Tuesday, August 28, 2012
Seraphina by Rachel Hartman
This is definitely a different type of dragon book. Despite the dragon on the cover of the book, the book really is about people and relationships, prejudice, politics and religion. Set in a world where dragons have the ability to morph into human form, people and dragons have lived under an uneasy truce for the past forty years. Despite the truce, dragons are feared and hated and treated as second class citizens, forced to stay in their "saarantras" - human form - around humans, and wear a bell to warn humans that they are really dragons. In this book, the dragons are very logical creatures, considering emotion to be a human weakness and detriment to "ard" - order or correctness.
There is a glossary and cast of characters at the end of the book - I think it would have been better placed at the beginning.

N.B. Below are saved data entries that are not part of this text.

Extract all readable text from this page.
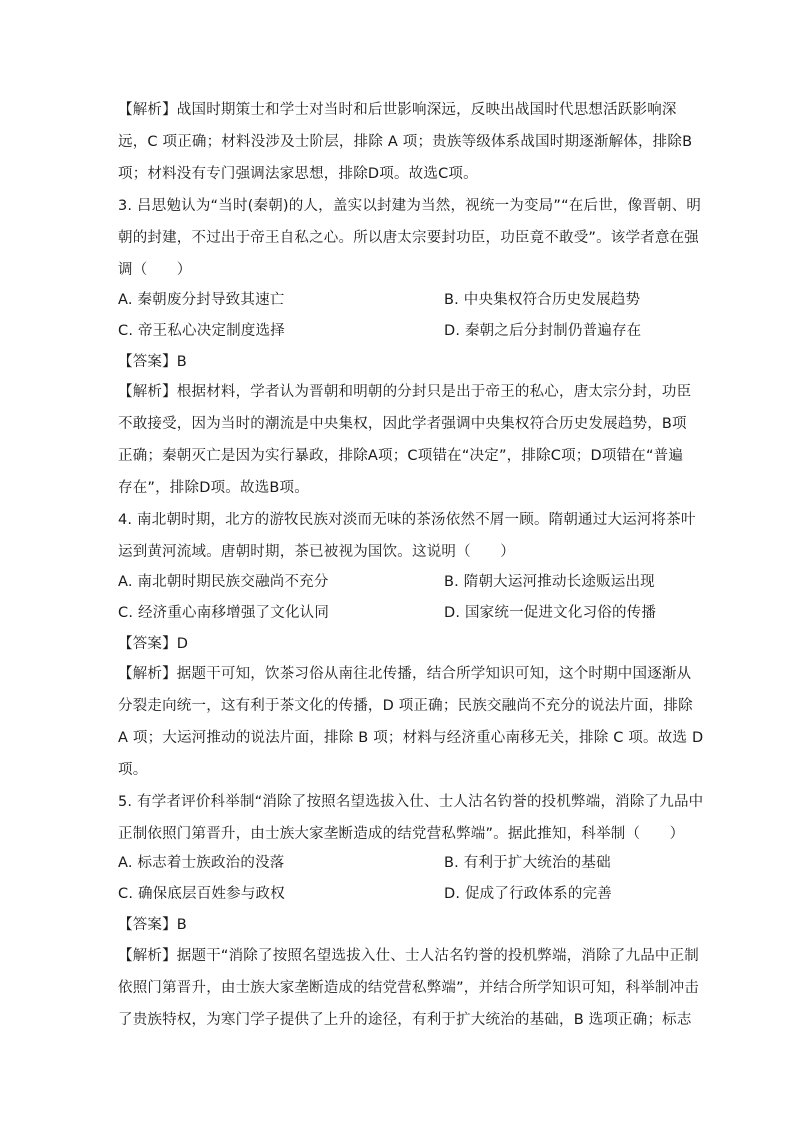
【解析】战国时期策士和学士对当时和后世影响深远，反映出战国时代思想活跃影响深
远，C 项正确；材料没涉及士阶层，排除 A 项；贵族等级体系战国时期逐渐解体，排除B
项；材料没有专门强调法家思想，排除D项。故选C项。
3. 吕思勉认为“当时(秦朝)的人，盖实以封建为当然，视统一为变局”“在后世，像晋朝、明
朝的封建，不过出于帝王自私之心。所以唐太宗要封功臣，功臣竟不敢受”。该学者意在强
调（　　）
A. 秦朝废分封导致其速亡	B. 中央集权符合历史发展趋势
C. 帝王私心决定制度选择	D. 秦朝之后分封制仍普遍存在
【答案】B
【解析】根据材料，学者认为晋朝和明朝的分封只是出于帝王的私心，唐太宗分封，功臣
不敢接受，因为当时的潮流是中央集权，因此学者强调中央集权符合历史发展趋势，B项
正确；秦朝灭亡是因为实行暴政，排除A项；C项错在“决定”，排除C项；D项错在“普遍
存在”，排除D项。故选B项。
4. 南北朝时期，北方的游牧民族对淡而无味的茶汤依然不屑一顾。隋朝通过大运河将茶叶
运到黄河流域。唐朝时期，茶已被视为国饮。这说明（　　）
A. 南北朝时期民族交融尚不充分	B. 隋朝大运河推动长途贩运出现
C. 经济重心南移增强了文化认同	D. 国家统一促进文化习俗的传播
【答案】D
【解析】据题干可知，饮茶习俗从南往北传播，结合所学知识可知，这个时期中国逐渐从
分裂走向统一，这有利于茶文化的传播，D 项正确；民族交融尚不充分的说法片面，排除
A 项；大运河推动的说法片面，排除 B 项；材料与经济重心南移无关，排除 C 项。故选 D
项。
5. 有学者评价科举制“消除了按照名望选拔入仕、士人沽名钓誉的投机弊端，消除了九品中
正制依照门第晋升，由士族大家垄断造成的结党营私弊端”。据此推知，科举制（　　）
A. 标志着士族政治的没落	B. 有利于扩大统治的基础
C. 确保底层百姓参与政权	D. 促成了行政体系的完善
【答案】B
【解析】据题干“消除了按照名望选拔入仕、士人沽名钓誉的投机弊端，消除了九品中正制
依照门第晋升，由士族大家垄断造成的结党营私弊端”，并结合所学知识可知，科举制冲击
了贵族特权，为寒门学子提供了上升的途径，有利于扩大统治的基础，B 选项正确；标志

Seraphina is a half-breed - her mother was a dragon who died in childbirth, and her father is human. Her father never knew that his wife was really a dragon until her death and he has struggled with this fact since then. Had her true parentage been known, Seraphina would have been killed, so her father lied and hid the facts about his first wife - even from Seraphina herself until she began having visions and grew scales on her arm and torso. At that time she learned that her teacher Orma, was actually a dragon and her uncle and he instructed her in both music and dragon facts and tried to help her to cope with her oddities.
Due to the extreme prejudice and religious taboo, Seraphina must constantly lie and hide her true self and she believes that she is the only one of her kind in existence.
She has inherited an extreme talent in music from her mother and at age 16 becomes assistant to the court music director and teaches music to the 15 year old princess Glisselda.
Seraphina becomes involved in the political turmoil surrounding the truce between dragons and humans, falls in love with Prince Kiggs, and discovers that she can communicate mentally with other half-breeds. I found it a bit disturbing that some of the other half-breeds suffered from much more severe physical deformities than Seraphina, thus lending credence to the taboo and ban on inter-species relationships although this point was not developed in the book.
The politics/religion/prejudice reminded me a bit of the politics and talking animal rights issues in the book Wicked (although not nearly as boring and overdone as in Wicked).
I really enjoyed reading this book and look forward to the next book that the author writes.